Abstract
Abstract:
It is clear that optic flow is useful to guide an observer's movement and that binocular disparity contributes too (e.g. Roy, Komatsu and Wurtz, 1992). Both cues are important in recovering scene structure. What is less clear is how the information might be useful after a few seconds, when the observer has moved to a new vantage point and the egocentric frame in which the information was gathered is no longer applicable. One answer pursued successfully in computer vision, is to interpret any new binocular disparity and optic flow information in relation to a 3D reconstruction of the scene (Simultaneous Localization and Mapping, SLAM). Then, as the estimate of the camera pose is updated, the 3D information computed from earlier frames is always relevant. No-one suggests that animals carry out visual SLAM, at least not in the way that computer vision implements it and yet we have no serious competitor models.

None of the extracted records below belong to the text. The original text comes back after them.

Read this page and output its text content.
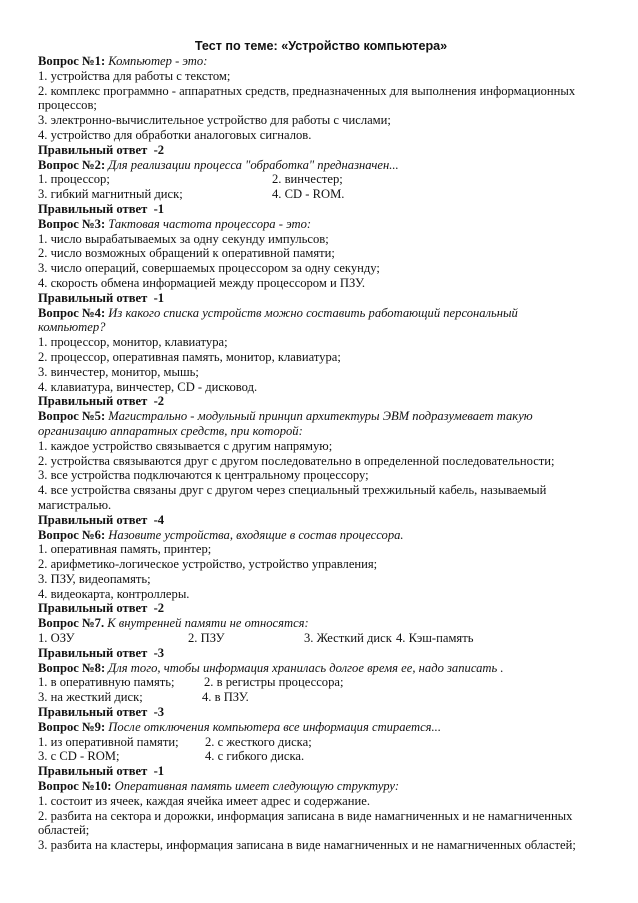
Тест по теме: «Устройство компьютера»
Вопрос №1: Компьютер - это:
1. устройства для работы с текстом;
2. комплекс программно - аппаратных средств, предназначенных для выполнения информационных
процессов;
3. электронно-вычислительное устройство для работы с числами;
4. устройство для обработки аналоговых сигналов.
Правильный ответ -2
Вопрос №2: Для реализации процесса "обработка" предназначен...
1. процессор;	2. винчестер;
3. гибкий магнитный диск;	4. CD - ROM.
Правильный ответ -1
Вопрос №3: Тактовая частота процессора - это:
1. число вырабатываемых за одну секунду импульсов;
2. число возможных обращений к оперативной памяти;
3. число операций, совершаемых процессором за одну секунду;
4. скорость обмена информацией между процессором и ПЗУ.
Правильный ответ -1
Вопрос №4: Из какого списка устройств можно составить работающий персональный
компьютер?
1. процессор, монитор, клавиатура;
2. процессор, оперативная память, монитор, клавиатура;
3. винчестер, монитор, мышь;
4. клавиатура, винчестер, CD - дисковод.
Правильный ответ -2
Вопрос №5: Магистрально - модульный принцип архитектуры ЭВМ подразумевает такую
организацию аппаратных средств, при которой:
1. каждое устройство связывается с другим напрямую;
2. устройства связываются друг с другом последовательно в определенной последовательности;
3. все устройства подключаются к центральному процессору;
4. все устройства связаны друг с другом через специальный трехжильный кабель, называемый
магистралью.
Правильный ответ -4
Вопрос №6: Назовите устройства, входящие в состав процессора.
1. оперативная память, принтер;
2. арифметико-логическое устройство, устройство управления;
3. ПЗУ, видеопамять;
4. видеокарта, контроллеры.
Правильный ответ -2
Вопрос №7. К внутренней памяти не относятся:
1. ОЗУ	2. ПЗУ	3. Жесткий диск 4. Кэш-память
Правильный ответ -3
Вопрос №8: Для того, чтобы информация хранилась долгое время ее, надо записать .
1. в оперативную память; 2. в регистры процессора;
3. на жесткий диск;	4. в ПЗУ.
Правильный ответ -3
Вопрос №9: После отключения компьютера все информация стирается...
1. из оперативной памяти; 2. с жесткого диска;
3. с CD - ROM;	4. с гибкого диска.
Правильный ответ -1
Вопрос №10: Оперативная память имеет следующую структуру:
1. состоит из ячеек, каждая ячейка имеет адрес и содержание.
2. разбита на сектора и дорожки, информация записана в виде намагниченных и не намагниченных
областей;
3. разбита на кластеры, информация записана в виде намагниченных и не намагниченных областей;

Reinforcement learning is just beginning to approach 3D tasks such as navigation and to build representations that are quite unlike a 3D reconstruction. I will describe psychophysical tasks from our VR lab where participants point to unseen targets after navigating to different locations. There are large systematic biases in performance on these tasks that rule out (in line with other evidence) the notion that humans build a stable 3D reconstruction of the scene that is independent of the task at hand. I will discuss some indications about what it might do instead.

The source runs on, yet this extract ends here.